To create Betty's bushy eyebrows, make-up artist Beverly Jo Pryor used a specially designed brush to apply a cream eye liner to Ferrera's face that gave an appearance of individual hairs. Pryor also used a little blush, lip moisturizer and a skin moisturizer that was lighter than Ferrera's real skin color to complete the character's look. Betty's braces were created using a plastic piece, similar to a retainer, that fitted over Ferrera's teeth. The actress went to a dentist, who made a mold of her teeth, so the piece would fit correctly. Hairstylist Roddy Stayton made a dark brown wig out of real hair for the character. He said, "the look is supposed to be that she got up, shampooed her hair and just let it dry."

==Reception==
===Ratings===
In its original airing, "Pilot" attracted 16.32 million viewers and a 5.0 rating/14 share among adults 18-49, making it ABC's best demo result with a regular scripted series since the debut of My So-Called Life in 1995.

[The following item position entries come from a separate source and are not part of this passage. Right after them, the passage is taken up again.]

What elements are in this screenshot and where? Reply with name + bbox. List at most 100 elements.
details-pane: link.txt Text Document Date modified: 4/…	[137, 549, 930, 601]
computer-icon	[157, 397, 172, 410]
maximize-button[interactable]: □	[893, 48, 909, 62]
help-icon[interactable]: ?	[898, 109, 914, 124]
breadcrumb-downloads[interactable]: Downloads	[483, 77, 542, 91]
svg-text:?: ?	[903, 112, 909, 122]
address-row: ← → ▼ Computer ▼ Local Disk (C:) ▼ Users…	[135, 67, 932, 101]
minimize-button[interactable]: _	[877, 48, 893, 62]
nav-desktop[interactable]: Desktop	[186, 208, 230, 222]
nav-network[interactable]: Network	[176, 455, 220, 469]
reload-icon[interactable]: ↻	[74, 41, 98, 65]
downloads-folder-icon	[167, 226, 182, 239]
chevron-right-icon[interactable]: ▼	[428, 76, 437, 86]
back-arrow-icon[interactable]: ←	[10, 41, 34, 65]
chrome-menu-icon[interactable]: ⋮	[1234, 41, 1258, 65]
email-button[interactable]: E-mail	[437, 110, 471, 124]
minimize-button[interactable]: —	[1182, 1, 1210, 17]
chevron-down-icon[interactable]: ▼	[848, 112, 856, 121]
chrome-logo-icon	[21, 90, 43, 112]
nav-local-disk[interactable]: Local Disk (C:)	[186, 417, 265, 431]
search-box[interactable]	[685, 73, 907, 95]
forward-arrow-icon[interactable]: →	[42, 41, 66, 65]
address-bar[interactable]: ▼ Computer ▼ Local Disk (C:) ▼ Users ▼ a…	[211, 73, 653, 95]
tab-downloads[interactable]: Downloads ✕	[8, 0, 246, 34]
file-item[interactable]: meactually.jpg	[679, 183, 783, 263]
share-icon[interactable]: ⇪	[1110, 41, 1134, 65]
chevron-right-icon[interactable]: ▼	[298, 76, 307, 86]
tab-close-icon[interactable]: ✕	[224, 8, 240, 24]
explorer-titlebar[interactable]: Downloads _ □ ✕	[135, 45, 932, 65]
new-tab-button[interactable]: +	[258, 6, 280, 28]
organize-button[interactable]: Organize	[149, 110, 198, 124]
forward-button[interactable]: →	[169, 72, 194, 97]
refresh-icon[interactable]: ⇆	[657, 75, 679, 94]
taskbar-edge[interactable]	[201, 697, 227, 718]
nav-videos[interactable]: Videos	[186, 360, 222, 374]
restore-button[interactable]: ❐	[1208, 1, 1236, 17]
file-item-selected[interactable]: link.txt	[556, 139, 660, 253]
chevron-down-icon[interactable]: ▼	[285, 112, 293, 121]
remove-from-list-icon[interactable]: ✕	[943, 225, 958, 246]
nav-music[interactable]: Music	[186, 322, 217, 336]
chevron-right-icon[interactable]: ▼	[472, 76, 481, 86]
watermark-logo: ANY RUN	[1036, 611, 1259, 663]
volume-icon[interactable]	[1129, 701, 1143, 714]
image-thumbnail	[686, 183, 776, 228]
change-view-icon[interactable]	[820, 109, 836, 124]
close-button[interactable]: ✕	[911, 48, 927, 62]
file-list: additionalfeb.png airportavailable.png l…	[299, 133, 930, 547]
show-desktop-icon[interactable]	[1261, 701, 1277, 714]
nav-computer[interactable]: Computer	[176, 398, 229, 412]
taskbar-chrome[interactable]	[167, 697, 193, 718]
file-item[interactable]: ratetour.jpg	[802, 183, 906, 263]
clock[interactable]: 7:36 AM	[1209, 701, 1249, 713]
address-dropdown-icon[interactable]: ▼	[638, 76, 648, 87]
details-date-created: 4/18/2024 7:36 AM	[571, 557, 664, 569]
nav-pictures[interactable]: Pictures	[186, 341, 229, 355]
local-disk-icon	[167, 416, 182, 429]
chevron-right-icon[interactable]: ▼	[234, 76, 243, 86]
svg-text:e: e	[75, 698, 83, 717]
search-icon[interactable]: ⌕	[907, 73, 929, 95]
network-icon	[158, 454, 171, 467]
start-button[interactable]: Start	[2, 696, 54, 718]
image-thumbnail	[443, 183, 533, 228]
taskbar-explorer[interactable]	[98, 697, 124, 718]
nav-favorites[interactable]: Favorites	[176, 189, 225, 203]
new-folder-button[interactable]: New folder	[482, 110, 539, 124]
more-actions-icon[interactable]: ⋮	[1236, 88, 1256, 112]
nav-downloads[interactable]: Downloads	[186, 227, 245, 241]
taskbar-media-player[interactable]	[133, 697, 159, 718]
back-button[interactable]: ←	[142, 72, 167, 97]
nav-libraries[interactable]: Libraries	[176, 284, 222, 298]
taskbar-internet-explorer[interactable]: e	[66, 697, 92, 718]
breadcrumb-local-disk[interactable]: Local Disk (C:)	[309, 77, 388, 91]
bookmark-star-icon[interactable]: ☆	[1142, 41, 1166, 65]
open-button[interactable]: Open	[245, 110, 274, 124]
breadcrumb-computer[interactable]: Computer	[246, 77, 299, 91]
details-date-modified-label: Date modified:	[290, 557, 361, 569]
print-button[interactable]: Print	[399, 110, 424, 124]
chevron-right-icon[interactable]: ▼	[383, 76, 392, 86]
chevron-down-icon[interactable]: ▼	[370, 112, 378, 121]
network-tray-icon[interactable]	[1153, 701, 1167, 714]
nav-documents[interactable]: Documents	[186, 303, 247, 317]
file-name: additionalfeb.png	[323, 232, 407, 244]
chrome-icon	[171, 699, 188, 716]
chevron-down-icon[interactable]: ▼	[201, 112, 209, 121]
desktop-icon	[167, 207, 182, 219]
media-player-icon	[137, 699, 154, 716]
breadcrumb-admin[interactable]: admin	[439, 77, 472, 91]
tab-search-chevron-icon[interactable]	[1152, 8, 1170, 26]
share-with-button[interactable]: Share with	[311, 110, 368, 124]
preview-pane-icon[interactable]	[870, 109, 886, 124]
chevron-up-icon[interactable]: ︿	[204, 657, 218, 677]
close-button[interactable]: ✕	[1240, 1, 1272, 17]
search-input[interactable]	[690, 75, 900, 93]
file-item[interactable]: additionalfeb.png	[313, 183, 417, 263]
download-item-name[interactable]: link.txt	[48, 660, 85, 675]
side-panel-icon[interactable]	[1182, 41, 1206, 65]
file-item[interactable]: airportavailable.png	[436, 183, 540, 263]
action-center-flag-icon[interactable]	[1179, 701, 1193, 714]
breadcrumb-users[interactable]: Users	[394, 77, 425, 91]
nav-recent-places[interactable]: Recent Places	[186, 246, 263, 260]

In the United Kingdom, "Pilot" originally aired on Channel 4 on January 5, 2007, attracting 4.89 million viewers, giving it a 19% audience share between 9.30pm and 10.30pm. Ugly Betty had the third highest audience for any US series launch on Channel 4, after Lost and Desperate Housewives.

In Australia, the episode pulled in 2.13 million viewers, making it the highest rated show in the country for February 18, 2007.

===Critical response===
The episode received mostly positive reviews. Robert Bianco of USA Today gave the episode 3 and a half stars, and wrote "There is no new show more likable, but that affection may waver if Betty can't give Ferrera the scripts and support she deserves. Even intense charm can curdle if you lean on it exclusively." Rob Owen from the Pittsburgh Post-Gazette deemed the episode "pretty good", but he wondered if the "premise may be too slight" to maintain a full series. The New York Times Virginia Heffernan praised Mabius and Ferrera's "sparkling rapport" and said "the two have a valet-hero back-and-forth that, if the writers really explore it, might make them a prime-time Wooster and Jeeves." Heffernan added that the show was "worth watching" for its humor and sweetness. Michael Slezak from Entertainment Weekly observed that the episode was full of clichés, but thought Ferrera's performance was good enough to hide the fact they had all been seen before. He added "Despite a pilot episode that doesn't contain a single surprising plot point, Betty comes off as remarkably fresh."

Michael Ausiello, writing for TV Guide, chose the episode as his "most satisfying pilot", adding "Allow me to be the first to say, 'God bless America Ferrera!'" A writer for PopSugar said "We enjoyed the first episode and can't wait to see where it's headed." They thought that the show's format would have been ideal for a thirty-minute sitcom instead of being an hour long, but hoped the network's decision would prove them wrong in the long term. The Liverpool Echo's Paddy Shennan praised the episode for having "substance as well as style" and for its "extremely likeable" main character. Shennan quipped "It's all far-fetched nonsense, but it's fun, far-fetched nonsense". Hadley Freeman of The Guardian also noted the clichés, but thought some of the jokes were funny and enjoyed Ferrera's performance. Freeman stated that she was "not only appealing with palpable intelligence, she manages to play the outsider without recourse to sneering at the world in which she works."

===Accolades===
The episode was nominated for and won several awards following its broadcast. At the 9th ALMA Awards, Horta won the Outstanding Writer for a Television Series, Mini-Series, or TV Movie accolade. While Shepard won the Directors Guild of America Award for Outstanding Directorial Achievement in a Comedy Series. Junie Lowry Johnson and Bernard Telsey won the Comedy Pilot Casting award from the Casting Society of America. Lowry Johnson also received a nomination in the Best Comedy Episodic Casting category.

At the 59th Primetime Emmy Awards, Shepard won Outstanding Directing for a Comedy Series and Ferrera won Outstanding Lead Actress in a Comedy Series. The episode had been submitted for consideration in the categories of Outstanding Writing for a Comedy Series and Outstanding Guest Actor in a Comedy Series (for Sussman) respectively.